È cominciata l’offensiva dell’Arabia saudita nello Yemen. Circa 100 aerei di guerra e 150mila soldati hanno cominciato ieri l’attacco militare contro il movimento sciita houthi. La coalizione di 10 Paesi arabi ha accolto la richiesta di aiuto del presidente yemenita Abdrabbo Mansur Hadi.
Secondo la tv degli Emirati arabi Al Arabiya, in questa operazione militare partecipano aerei degli Emirati arabi, Kuwait, Bahrein, Qatar, Giordania, Marocco, Egitto e Pakistan. Gli ultimi due hanno anche posizionato forze navali. L’emittente sostiene che gli Stati Uniti sta offrendo appoggio logistico e di intelligence. Il motivo? In un articolo pubblicato oggi sul Sole 24 Ore, Alberto Negri spiega che il movimento houthi si è “impadronito della più importante base americana (nello Yemen, ndr) mettendo le mani su aiuti militari per 500 milioni di dollari con cui gli Stati Uniti avevano inutilmente foraggiato l’esercito di Sanaa”.
COVO DI QAEDISTI
La crisi nello Yemen non è cominciata da poco.
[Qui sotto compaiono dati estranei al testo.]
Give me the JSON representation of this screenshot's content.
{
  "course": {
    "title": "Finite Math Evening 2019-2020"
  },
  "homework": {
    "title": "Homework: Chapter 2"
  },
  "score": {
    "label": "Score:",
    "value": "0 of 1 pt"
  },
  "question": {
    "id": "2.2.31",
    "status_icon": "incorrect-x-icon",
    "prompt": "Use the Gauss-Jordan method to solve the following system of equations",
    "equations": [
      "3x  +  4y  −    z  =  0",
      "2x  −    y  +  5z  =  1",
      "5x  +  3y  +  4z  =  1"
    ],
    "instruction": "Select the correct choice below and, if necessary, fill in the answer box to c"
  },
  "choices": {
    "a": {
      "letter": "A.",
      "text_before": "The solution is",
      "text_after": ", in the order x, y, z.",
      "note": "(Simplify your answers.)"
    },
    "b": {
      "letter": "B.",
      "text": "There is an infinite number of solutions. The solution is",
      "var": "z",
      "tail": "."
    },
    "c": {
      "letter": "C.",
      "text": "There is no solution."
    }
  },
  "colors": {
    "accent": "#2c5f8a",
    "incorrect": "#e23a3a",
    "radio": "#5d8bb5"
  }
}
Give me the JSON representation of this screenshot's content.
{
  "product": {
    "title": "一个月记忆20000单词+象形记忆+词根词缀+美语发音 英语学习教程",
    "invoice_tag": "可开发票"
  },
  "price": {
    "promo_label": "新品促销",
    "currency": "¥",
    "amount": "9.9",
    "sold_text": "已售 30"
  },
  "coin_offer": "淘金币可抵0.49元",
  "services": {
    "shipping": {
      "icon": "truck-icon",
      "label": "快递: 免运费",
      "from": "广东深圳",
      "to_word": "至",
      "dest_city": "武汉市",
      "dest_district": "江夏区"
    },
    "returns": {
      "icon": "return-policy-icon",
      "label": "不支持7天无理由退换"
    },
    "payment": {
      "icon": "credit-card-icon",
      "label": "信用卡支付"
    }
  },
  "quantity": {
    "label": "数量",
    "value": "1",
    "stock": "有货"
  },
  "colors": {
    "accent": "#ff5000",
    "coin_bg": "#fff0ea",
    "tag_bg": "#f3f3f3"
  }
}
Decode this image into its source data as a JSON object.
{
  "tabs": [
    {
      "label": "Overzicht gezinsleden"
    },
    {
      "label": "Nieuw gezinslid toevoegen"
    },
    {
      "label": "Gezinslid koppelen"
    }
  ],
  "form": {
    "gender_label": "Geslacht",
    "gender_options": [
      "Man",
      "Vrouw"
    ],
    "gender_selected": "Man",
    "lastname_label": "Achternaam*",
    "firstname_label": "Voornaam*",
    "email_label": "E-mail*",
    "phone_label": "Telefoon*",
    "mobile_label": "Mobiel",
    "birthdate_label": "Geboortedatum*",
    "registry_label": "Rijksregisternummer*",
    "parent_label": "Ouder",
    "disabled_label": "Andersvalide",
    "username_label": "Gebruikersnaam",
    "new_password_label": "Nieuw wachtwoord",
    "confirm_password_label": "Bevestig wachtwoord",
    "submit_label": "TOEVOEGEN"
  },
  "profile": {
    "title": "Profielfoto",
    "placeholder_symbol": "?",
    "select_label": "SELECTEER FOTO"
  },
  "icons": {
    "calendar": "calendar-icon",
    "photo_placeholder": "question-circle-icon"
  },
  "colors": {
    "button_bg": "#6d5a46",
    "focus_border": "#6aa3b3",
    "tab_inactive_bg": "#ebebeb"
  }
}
Quando nel 2009 gli houthi hanno iniziato la rivolta, la comunità internazionale si occupava di altro. “Nessuno si chiedeva cosa volessero gli houthi e il defenestrato generale Petraeus, allora comandante del Centcom – aggiunge Negri-. Cominciò con i droni la battaglia contro Al Qaeda informandoci che qui c’erano più qaedisti che in Afghanistan e nel Waziristan pakistano”.
SOSTEGNO ARABO
In una conferenza stampa a Washington, l’ambasciatore saudita Adel al-Jubeir ha detto che gli alleati arabi e altri Stati si sono aggiunti alla campagna militare di Riad in un tentativo di “proteggere e difendere il legittimo governo del presidente dello Yemen, Abd-Rabbu Mansour Hadi”. Jubeir non ha voluto dire dove si trova Hadi, fuggito ieri dalla città di Aden.
GUERRA CON L’IRAN?
L’attacco militare contro i ribelli di houthi potrebbe diventare una guerra indiretta tra l’Iran, che sostiene i sciiti houthi, e l’Arabia saudita e le monarchie sunnite che sostengono Hadi. “Faremmo tutto il necessario per impedire che cada il governo legittimo dello Yemen”, ha detto l’ambasciatore Jubeir.